Senator Joni Ernst’s (R-IA) recently released report identifies billions in government program cost overruns. Of thirteen projects listed, eight were transportation projects; all eight were in blue jurisdictions. This small sample illustrates the big-spending Left and their big-subsidy penchant for public transportation.
In her “Off the Rails” report, Senate DOGE Caucus Chair Joni Ernst called out thirteen projects notable for egregious cost overruns. Almost two-thirds of the listed programs were transportation programs. Not only was transportation more prevalent than any other category (NASA, Veterans Affairs, Homeland Security, Defense, and the Federal Reserve), no other category had more than a single program listed.
The biggest budget buster among the egregious eight is the much-maligned California High-Speed Rail project. Originally this porcine project was estimated to cost $33 billion, it now tips the scales at a whopping $128 billion. Also in California is the Bay Area Rail Transit Extension, which has gone from $4.7 billion to $12.8 billion. The state’s third transportation project on the list is the Caltrain Extension with a $3.8 billion cost overrun ($4.5 billion to $8.3 billion). The fourth and final of California’s projects is the Transbay Corridor Core Capacity, which has grown from its $2.7 billion initial estimate to $4 billion.
There are another four transportation projects outside California. Hawaii has one: Honolulu Rail Transit, almost double its initial $5.1 billion projection to $9.9 billion. Maryland is home to the Maryland Purple Line Transit program: up from $2.4 billion to $5.5 billion. Minnesota has the Minneapolis Light Rail Extension that’s doubled in cost: from $1.3 billion to $2.7 billion. The last of the transportation travesties is New York’s Queens Railroad Project, which has ballooned from $400 million to $1.4 billion.
All told the eight transportation programs have a combined cost overrun of $118.2 billion. These eight follies underscore two of liberals’ favorite fallacies: that people want public transportation and that its efficient. They don’t and it isn’t.

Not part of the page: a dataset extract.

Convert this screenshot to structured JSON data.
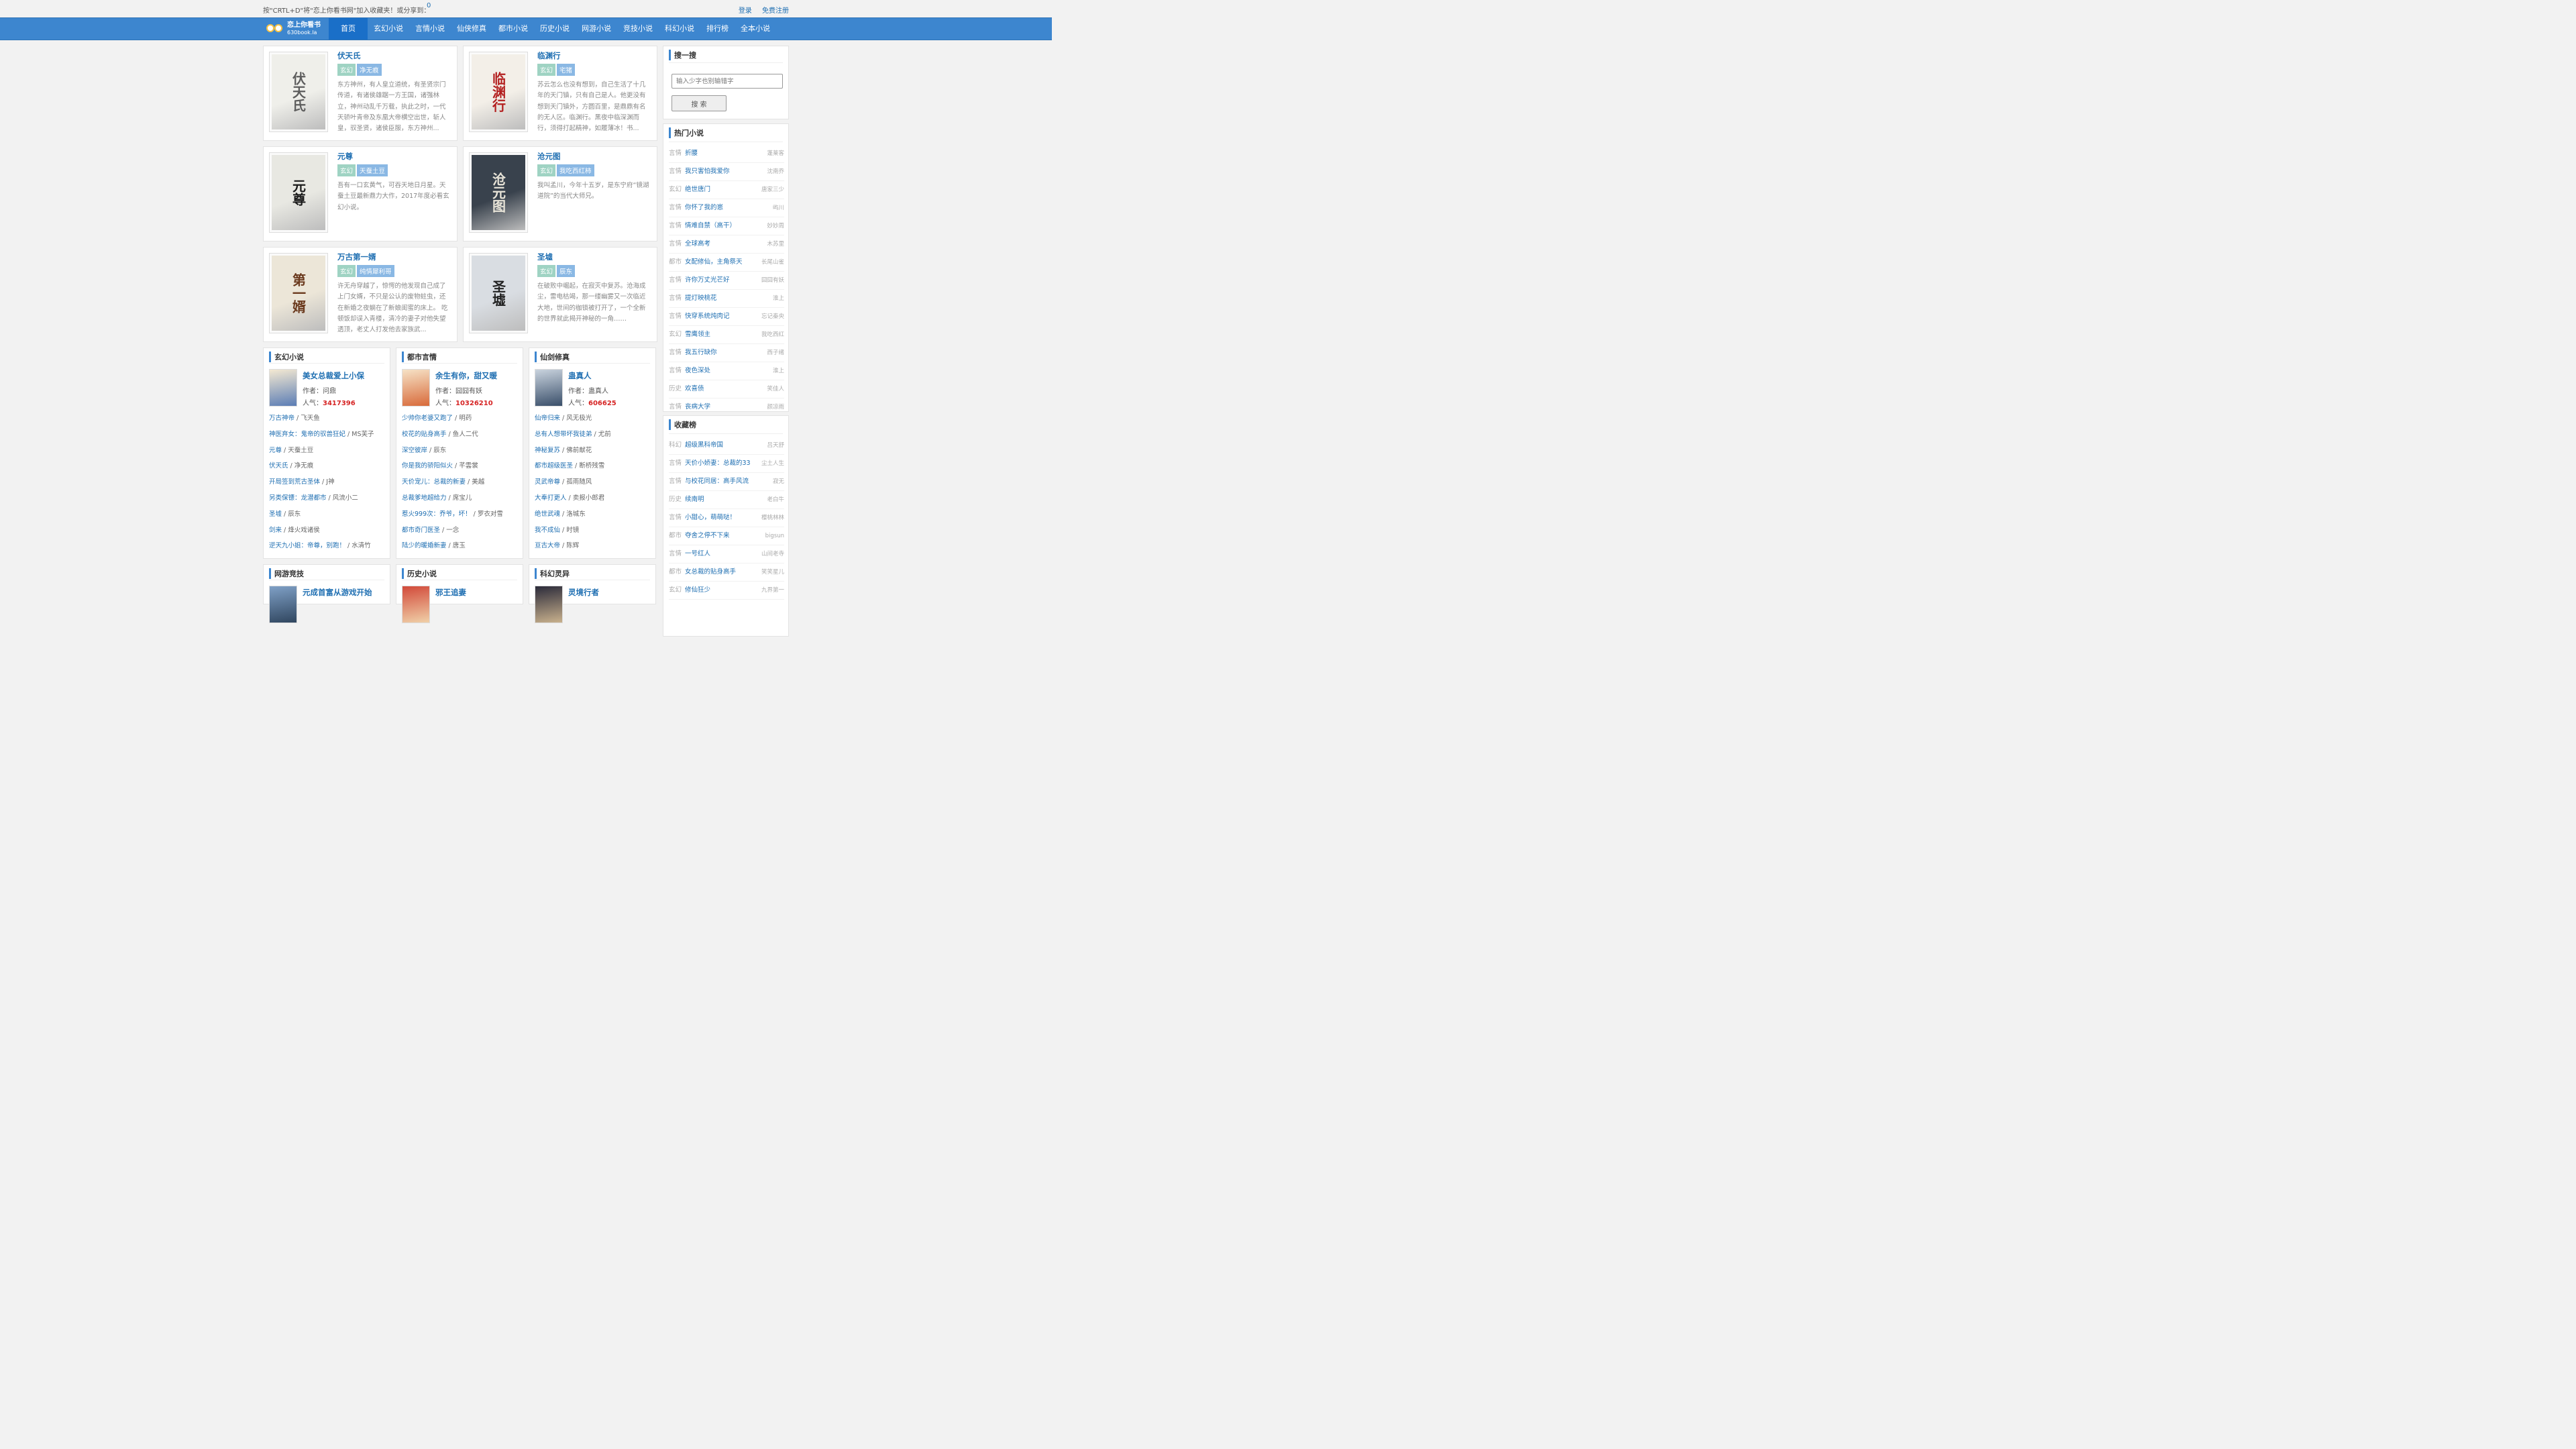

Nor is the reason simply Covid and its aftermath. Between 2012 and 2018, bus ridership fell 15%, while rail riders dropped 3%. These declines came before Covid. The pandemic piled on top of the trend but did so in a big way. In April 2020, public transit ridership was down 80%; by 2023, it had recovered to only 73% of pre-Covid levels. Last year, public transit usage nationally was still 23% below 2019’s.
When looking at just the pre-pandemic declines, “ride-hailing” was identified as “the biggest contributor to transit ridership decline.” Also cited were “higher fares, incomes, teleworking, and car ownership, and lower gas prices.” Ride-hailing remains the primary reason post-pandemic too. Looking at the reasons for both pre- and post-pandemic declines, the overarching conclusion is that Americans chose private sector options.

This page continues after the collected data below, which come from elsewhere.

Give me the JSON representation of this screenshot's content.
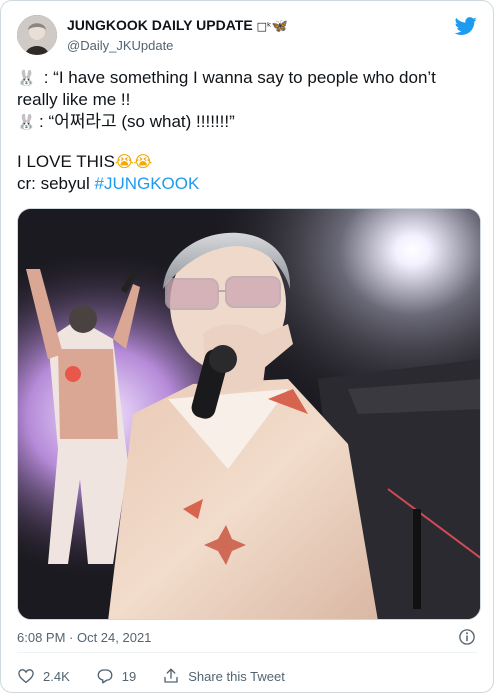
{
  "author": {
    "name": "JUNGKOOK DAILY UPDATE",
    "name_emoji_box": "□ᵏ",
    "name_emoji_butterfly": "🦋",
    "handle": "@Daily_JKUpdate"
  },
  "icons": {
    "platform": "twitter-bird-icon",
    "rabbit": "rabbit-face-icon",
    "crying": "loudly-crying-face-icon",
    "info": "info-icon",
    "like": "heart-icon",
    "reply": "reply-bubble-icon",
    "share": "share-upload-icon"
  },
  "tweet": {
    "line1_rabbit": "🐰",
    "line1_text": " : “I  have something I wanna say to people who don’t",
    "line2_text": "really like me !!",
    "line3_rabbit": "🐰",
    "line3_text": ": “어쩌라고 (so what) !!!!!!!”",
    "love_text": "I LOVE THIS",
    "love_emoji": "😭😭",
    "credit_prefix": "cr: sebyul ",
    "hashtag": "#JUNGKOOK"
  },
  "meta": {
    "timestamp": "6:08 PM · Oct 24, 2021"
  },
  "actions": {
    "likes": "2.4K",
    "replies": "19",
    "share_label": "Share this Tweet"
  },
  "colors": {
    "accent": "#1d9bf0",
    "secondary_text": "#536471",
    "border": "#cfd9de"
  }
}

That Americans made this choice in transportation should not come as a surprise. They also increasingly choose it over the government option in areas as dissimilar as parcel delivery and even currency (yes, crypto).
What is surprising is that government officials keep insisting there is demand for public transportation that government must fill.
America has almost a $30 trillion annual economy. When an economy so large and with new markets continually emerging doesn’t see private money flowing into an area, that should be a strong indicator that there’s no money—because demand is insufficient to offset the cost of bringing supply to it—to be made there.
Yet government officials assume just the opposite: the clarion call of commonsense is a siren song to liberal ears. So, they pour government money into public transportation.
Of course, building public transportation is just the beginning of its subsidization. Excessively funded from the outset, there’s no way it can return sufficient revenues to offset its cost. So, its operation must be subsidized too. Public transportation’s losses continue to mount.
To make matters worse, these public transportation systems operate in jurisdictions that also pursue woke policies like defunding the police. The lack of police presence encourages criminal activity—from turnstile jumpers to homelessness to assaults. Fearing for their safety, users turn away.
From construction to operation, subsidy is piled on subsidy. Taxpayer losses mount. Yet as ridership decline shows, even with subsidies, the public doesn’t want it and escapes when they can. In contrast, public servants never stop wanting it and run to build it whenever they can. The result is that the road less traveled is the road more subsidized.